Let $M$ be a type $\rm{II}_{1}$ factor with trace $\tau$, acting by the GNS representation on $B(L^{2}(M,\tau))$. Let $R\subset M \subset B(L^{2}(M,\tau))$ be a hyperfinite $\rm{II}_{1}$ subfactor of $M$.

Question: Is there a norm one Banach space projection $\Phi: B(L^{2}(M,\tau))\rightarrow R$ such that $\Phi|_M=\mathbb{E}_{R}$, where $\mathbb{E}_{R}$ is the $\tau$-preserving conditional expectation of $M$ onto $R$?

(I actually expect this is never possible, but have been unable to prove this. I figured this should be well-known, so a reference would be a fine answer!)

Answer 1

Such a projection $\Phi$ actually always exists. In the terminology of Definition 2.2 of [N. Ozawa and S. Popa, On a class of II$_1$ factors with at most one Cartan subalgebra. Ann. of Math. 172 (2010), 713-749] the existence of $\Phi$ is saying that $R$ is amenable relative to $\mathbb{C} 1$ inside $M$ (see Theorem 2.1.(3) of the same paper). By Proposition 2.4.(2) of the same paper, this relative amenability holds automatically since $R$ is amenable.
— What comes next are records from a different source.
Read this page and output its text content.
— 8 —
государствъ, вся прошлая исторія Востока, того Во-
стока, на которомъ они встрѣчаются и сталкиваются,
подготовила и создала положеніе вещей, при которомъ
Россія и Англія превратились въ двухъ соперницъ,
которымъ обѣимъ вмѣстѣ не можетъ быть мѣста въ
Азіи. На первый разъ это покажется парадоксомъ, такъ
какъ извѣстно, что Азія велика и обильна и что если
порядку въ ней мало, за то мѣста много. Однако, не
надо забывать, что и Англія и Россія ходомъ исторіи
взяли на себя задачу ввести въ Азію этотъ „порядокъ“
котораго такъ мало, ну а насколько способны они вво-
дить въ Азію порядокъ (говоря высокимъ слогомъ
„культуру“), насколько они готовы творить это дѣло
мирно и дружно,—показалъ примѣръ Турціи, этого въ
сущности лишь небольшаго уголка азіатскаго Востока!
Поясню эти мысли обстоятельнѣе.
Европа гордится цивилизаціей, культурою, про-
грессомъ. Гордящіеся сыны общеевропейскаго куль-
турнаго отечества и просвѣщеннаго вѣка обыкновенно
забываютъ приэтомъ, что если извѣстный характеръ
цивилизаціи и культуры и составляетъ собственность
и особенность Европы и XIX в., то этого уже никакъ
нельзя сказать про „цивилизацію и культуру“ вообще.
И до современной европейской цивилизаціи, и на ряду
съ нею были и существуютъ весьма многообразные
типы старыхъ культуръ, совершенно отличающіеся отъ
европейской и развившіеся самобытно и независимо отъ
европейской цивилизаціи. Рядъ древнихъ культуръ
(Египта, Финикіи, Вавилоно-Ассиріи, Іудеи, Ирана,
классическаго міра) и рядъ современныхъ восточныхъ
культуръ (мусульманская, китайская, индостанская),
A direct argument can be distilled as follows. Denote by $\hat{x} \in L^2(M)$ the vector that corresponds to $x \in M$. Assume that we have a copy of $M_n(\mathbb{C}) \subset R \subset M$. Denote by $(e_{ij})$ the matrix units of $M_n(\mathbb{C})$. Then $$\Phi_0 : B(L^2(M)) \to M_n(\mathbb{C}) : \Phi_0(T) = \sum_{i,j=1}^n n \, \langle T \hat{e_{j1}},\hat{e_{i1}}\rangle \, e_{ij}$$ defines a conditional expectation of $B(L^2(M))$ onto $M_n(\mathbb{C})$ whose restriction to $M$ equals the unique trace preserving conditional expectation. Generating $R$ by an increasing union of matrix algebras and taking a pointwise weak$^*$ limit point of the corresponding $\Phi_0$ would provide your $\Phi$.